Background and Purpose— Stroke mortality is higher in the "Stroke Belt" and among blacks in the United States. Because hypertension is the leading risk factor for stroke, hypertension management (raising awareness, increasing treatment, and improving control) may reduce these disparities.

Methods— Hypertension awareness, treatment, and control were measured in the REasons for Geographic And Racial Differences in Stroke study, a national population-based cohort of black and white participants >45 years of age. At the time of this report, 11 701 had been enrolled. Racial differences and geographic differences (between the Stroke Belt and other regions of the United States) were described.

Results— Black participants were more aware than whites of their hypertension (odds ratio [OR], 1.31; 95% CI, 1.07 to 1.59) and more likely to be on treatment if aware of their diagnosis (OR, 1.69; 95% CI, 1.40 to 2.05), but among those treated for hypertension, they were less likely than whites to have their blood pressure controlled (OR, 0.73; 95% CI, 0.64 to 0.83). There was no evidence of a difference between the Stroke Belt and other regions in awareness of hypertension (OR, 0.95; 95% CI, 0.79 to 1.14), but there was a trend for better treatment (OR, 1.15; 95% CI, 0.97 to 1.37) and control (OR, 1.11; 95% CI, 0.98 to 1.30) in the Stroke Belt region.

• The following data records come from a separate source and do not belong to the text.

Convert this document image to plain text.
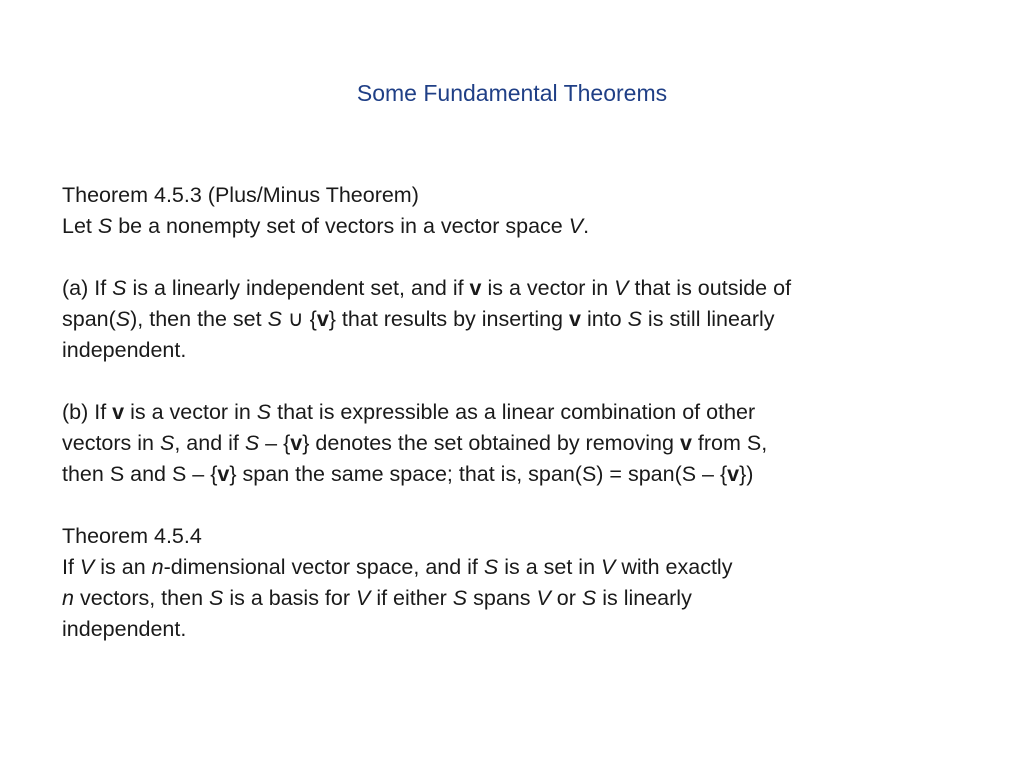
Some Fundamental Theorems
Theorem 4.5.3 (Plus/Minus Theorem)
Let S be a nonempty set of vectors in a vector space V.
(a) If S is a linearly independent set, and if v is a vector in V that is outside of
span(S), then the set S ∪ {v} that results by inserting v into S is still linearly
independent.
(b) If v is a vector in S that is expressible as a linear combination of other
vectors in S, and if S – {v} denotes the set obtained by removing v from S,
then S and S – {v} span the same space; that is, span(S) = span(S – {v})
Theorem 4.5.4
If V is an n-dimensional vector space, and if S is a set in V with exactly
n vectors, then S is a basis for V if either S spans V or S is linearly
independent.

Conclusions— These findings suggest that interventions to improve blood pressure control among blacks are promising to reduce the racial disparity in stroke mortality. The lack of substantial geographic differences in hypertension awareness and the trend toward better treatment and control in the Stroke Belt suggest that differences in hypertension management may not be a major contributor to the geographic disparity in stroke mortality.